2.8 Quantitative real-time PCR
Total RNA was extracted from cultured cells using RNAiso (9109, TaKaRa, Dalian, China). Reverse transcription reactions were then conducted using the HiScript II Q RT SuperMix for qPCR kit (R223-01, Vazyme, Nanjing, China). Quantitative PCR assays were performed using the AceQ qPCR SYBR Green Master Mix (Q141-02, Vazyme) kit. Reactions were run on the StepOnePlus™ Real-Time PCR System (4376600, Applied Biosystems, Foster City, CA, USA). ACTB was used as an internal reference for normalization and analyzed using the ΔΔCt method. The primer sequences used were as follows:
ACTB: 5’ ACCGCGAGAAGATGACCCAGAT 3' (F), 5’ GGGATAGCACAGCCTGGATAGCA 3' (R); IL6: 5’ CCCACACAGACAGCCACTCACCT 3' (F), 5’ TGCCTCTTTGCTGCTTTCACACA 3' (R)

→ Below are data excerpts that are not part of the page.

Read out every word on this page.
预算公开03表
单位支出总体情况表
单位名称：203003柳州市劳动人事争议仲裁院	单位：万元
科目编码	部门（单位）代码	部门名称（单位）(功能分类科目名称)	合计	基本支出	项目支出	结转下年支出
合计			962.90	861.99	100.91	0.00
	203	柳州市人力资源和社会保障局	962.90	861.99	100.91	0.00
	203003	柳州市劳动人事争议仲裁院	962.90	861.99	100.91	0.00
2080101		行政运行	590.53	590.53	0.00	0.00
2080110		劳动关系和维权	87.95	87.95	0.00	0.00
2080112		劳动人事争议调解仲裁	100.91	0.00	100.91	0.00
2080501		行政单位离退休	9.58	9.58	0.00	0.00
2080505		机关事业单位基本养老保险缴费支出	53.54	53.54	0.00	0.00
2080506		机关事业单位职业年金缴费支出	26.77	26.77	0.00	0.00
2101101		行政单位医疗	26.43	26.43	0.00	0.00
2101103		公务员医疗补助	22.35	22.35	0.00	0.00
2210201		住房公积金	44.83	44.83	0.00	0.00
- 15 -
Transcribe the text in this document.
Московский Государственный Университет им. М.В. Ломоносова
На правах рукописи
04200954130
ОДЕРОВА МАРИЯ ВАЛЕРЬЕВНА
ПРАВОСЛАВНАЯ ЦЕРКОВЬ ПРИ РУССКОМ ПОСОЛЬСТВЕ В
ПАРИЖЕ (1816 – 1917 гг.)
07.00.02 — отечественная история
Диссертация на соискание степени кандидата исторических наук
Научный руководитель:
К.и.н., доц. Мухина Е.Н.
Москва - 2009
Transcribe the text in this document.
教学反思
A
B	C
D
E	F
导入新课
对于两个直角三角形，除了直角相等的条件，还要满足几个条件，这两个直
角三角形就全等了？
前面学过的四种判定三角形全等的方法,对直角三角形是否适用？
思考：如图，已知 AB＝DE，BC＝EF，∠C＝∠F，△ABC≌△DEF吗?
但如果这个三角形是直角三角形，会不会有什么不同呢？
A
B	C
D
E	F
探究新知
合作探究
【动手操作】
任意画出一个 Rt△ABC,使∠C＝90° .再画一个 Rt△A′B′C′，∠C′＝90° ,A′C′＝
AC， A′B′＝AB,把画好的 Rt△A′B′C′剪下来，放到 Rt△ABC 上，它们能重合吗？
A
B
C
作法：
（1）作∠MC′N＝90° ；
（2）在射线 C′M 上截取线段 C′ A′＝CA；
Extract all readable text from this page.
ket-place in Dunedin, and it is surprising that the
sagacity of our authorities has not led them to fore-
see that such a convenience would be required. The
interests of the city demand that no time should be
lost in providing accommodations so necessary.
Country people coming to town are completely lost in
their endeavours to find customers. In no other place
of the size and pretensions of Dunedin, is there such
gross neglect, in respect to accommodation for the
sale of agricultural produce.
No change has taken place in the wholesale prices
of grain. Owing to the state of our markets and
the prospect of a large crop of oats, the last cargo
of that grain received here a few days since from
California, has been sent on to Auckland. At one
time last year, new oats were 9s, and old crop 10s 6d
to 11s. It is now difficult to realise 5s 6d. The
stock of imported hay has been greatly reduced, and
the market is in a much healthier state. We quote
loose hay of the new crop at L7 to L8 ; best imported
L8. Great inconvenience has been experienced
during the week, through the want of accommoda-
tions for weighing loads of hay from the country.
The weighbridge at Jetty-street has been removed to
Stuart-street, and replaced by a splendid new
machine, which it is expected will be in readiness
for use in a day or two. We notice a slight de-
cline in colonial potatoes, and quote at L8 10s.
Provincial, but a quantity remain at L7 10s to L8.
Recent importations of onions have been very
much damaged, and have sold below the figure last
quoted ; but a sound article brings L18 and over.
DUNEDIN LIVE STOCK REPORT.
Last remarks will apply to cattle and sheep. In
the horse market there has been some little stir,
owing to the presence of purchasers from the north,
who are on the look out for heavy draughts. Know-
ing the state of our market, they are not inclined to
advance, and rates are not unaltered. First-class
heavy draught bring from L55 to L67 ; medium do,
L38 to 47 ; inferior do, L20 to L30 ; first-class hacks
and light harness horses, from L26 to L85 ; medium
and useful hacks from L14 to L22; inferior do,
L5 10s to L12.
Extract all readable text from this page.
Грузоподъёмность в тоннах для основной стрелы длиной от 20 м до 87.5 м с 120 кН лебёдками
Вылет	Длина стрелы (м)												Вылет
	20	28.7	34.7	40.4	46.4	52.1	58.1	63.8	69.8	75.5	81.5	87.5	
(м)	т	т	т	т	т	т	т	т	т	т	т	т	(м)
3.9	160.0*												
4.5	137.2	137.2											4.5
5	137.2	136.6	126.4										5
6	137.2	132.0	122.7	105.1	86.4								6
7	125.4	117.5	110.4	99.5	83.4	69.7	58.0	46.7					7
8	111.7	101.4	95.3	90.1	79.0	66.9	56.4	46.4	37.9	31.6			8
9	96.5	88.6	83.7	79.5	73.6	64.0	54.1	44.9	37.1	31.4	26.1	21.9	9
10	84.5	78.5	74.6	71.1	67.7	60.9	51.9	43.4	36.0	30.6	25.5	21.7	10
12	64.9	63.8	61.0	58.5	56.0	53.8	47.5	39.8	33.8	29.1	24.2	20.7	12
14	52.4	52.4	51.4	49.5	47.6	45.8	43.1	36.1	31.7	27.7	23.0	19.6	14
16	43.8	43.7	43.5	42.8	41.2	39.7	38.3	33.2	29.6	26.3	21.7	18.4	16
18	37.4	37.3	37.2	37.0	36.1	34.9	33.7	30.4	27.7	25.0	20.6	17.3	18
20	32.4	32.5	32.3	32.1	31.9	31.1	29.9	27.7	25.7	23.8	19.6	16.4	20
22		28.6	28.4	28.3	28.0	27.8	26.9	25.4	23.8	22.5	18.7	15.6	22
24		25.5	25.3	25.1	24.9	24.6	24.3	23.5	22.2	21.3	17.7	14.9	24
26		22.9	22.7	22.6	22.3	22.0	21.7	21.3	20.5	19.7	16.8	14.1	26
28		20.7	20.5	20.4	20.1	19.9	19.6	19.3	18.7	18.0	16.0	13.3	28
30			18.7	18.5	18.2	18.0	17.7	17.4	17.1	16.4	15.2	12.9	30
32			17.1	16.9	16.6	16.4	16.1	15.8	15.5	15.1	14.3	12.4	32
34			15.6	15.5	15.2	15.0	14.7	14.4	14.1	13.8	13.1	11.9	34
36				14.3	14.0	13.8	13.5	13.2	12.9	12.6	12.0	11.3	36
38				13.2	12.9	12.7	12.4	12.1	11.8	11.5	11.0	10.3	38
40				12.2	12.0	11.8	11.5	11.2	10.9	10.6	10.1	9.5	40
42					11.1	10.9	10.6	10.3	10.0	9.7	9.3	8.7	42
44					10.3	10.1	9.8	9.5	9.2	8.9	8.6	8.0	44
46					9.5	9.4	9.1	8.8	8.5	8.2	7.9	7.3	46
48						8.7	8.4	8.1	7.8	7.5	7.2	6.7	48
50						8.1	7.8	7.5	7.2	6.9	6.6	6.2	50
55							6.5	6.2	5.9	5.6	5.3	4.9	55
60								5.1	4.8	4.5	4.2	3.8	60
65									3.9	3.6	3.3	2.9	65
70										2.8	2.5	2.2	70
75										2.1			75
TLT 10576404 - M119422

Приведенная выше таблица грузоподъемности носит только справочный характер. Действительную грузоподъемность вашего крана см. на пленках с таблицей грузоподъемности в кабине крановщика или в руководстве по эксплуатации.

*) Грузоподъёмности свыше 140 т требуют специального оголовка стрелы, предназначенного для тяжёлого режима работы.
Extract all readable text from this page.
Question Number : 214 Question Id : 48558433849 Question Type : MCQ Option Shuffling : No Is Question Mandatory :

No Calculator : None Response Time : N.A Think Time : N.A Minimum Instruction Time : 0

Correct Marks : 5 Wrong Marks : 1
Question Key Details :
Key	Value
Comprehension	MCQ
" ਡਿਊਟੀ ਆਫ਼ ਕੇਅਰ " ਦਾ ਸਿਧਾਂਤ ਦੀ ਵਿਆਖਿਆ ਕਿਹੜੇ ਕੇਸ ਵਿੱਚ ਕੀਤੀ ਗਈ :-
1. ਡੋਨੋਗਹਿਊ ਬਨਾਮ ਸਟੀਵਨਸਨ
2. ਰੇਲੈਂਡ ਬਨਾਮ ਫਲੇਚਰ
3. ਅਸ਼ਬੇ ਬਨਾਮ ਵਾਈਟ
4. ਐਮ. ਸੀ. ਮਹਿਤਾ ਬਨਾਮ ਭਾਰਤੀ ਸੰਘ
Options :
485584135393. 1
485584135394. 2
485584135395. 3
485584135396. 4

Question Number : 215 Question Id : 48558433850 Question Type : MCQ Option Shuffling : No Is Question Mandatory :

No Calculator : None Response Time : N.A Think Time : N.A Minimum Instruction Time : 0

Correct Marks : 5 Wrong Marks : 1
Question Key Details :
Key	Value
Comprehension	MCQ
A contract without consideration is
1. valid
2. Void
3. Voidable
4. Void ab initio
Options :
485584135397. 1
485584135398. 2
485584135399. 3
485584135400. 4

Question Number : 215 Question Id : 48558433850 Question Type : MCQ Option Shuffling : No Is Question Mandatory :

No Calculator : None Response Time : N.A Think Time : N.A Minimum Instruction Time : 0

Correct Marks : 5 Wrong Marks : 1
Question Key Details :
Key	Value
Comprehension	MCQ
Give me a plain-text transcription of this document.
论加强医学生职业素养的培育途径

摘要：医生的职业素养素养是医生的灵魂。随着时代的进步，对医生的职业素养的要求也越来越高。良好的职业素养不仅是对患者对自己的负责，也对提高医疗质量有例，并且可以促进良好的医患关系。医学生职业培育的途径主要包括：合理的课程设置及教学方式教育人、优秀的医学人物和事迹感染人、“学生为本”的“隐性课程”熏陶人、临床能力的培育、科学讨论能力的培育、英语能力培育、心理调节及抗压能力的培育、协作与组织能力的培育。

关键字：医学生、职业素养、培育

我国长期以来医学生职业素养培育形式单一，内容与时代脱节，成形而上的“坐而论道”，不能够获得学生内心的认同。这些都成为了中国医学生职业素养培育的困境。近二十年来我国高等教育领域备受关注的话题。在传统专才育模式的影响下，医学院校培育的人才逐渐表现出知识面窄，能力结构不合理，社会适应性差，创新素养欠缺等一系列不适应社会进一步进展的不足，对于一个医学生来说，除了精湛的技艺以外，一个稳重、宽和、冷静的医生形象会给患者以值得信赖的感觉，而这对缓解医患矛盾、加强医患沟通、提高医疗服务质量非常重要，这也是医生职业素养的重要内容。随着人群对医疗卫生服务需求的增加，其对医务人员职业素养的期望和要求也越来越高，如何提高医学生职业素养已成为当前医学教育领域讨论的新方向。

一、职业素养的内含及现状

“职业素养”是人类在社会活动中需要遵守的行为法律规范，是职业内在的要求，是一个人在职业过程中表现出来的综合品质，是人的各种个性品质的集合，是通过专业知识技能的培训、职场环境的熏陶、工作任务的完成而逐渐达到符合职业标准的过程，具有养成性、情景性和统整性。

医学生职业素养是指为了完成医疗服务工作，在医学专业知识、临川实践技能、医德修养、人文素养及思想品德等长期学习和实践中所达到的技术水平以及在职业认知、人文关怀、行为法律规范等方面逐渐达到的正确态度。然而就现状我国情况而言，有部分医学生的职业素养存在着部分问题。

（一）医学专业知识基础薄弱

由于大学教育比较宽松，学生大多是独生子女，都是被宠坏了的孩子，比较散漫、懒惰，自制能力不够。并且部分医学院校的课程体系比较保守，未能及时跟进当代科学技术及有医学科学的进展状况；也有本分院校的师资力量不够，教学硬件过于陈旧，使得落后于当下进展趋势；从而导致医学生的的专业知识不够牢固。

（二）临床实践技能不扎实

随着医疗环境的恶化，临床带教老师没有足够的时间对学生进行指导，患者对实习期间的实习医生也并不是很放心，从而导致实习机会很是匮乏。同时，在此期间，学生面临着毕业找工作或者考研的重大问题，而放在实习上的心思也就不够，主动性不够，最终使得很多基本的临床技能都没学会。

2.9 Immunofluorescence assay
Cells were fixed with 4% paraformaldehyde for 30 minutes. Next, the cells were permeabilized by incubating on ice with 5% Triton X-100. The cells were then blocked with 5% (w/v) BSA in PBS for 1 hour and incubated overnight at 4 °C using the primary antibody p65 (10745-1-AP, Proteintech). Then the cells were incubated with Cy3-labeled goat anti-rabbit IgG antibody (GB21303, Servicebio) for 1 hour at room temperature. The nuclei were stained with 4,6-diamino-2-phenyl indole (DAPI) staining solution. Images were acquired using a confocal microscope (Olympus, Tokyo, Japan), and the FV31S-DT was used for image analysis.
2.10 Flow cytometry
Cells were collected and washed with pre-cooled PBS. Then the cells were stained with PI staining solution in binding buffer (E607306, Sangon Biotech, Shanghai, China). The signal was detected on a flow cytometer, Cytoflex (Beckman Coutler, Fullerton, CA, USA), using 488 nm excitation light. Data were analyzed with CytExpert and gated to live and dead cells based on the PI-red fluorescence signal.
2.11 Statistical analysis
All data are presented as mean SD. The data were analyzed using one-way analysis of variance (ANOVA) and two-way ANOVA, followed up by Tukey’s test as required. P values less than 0.05 were considered significant. The P-value settings are: NS, P>0.05; *, P<0.05; **, P<0.01; ***, P<0.001; ****, P<0.0001. All statistical analyses were performed using Excel.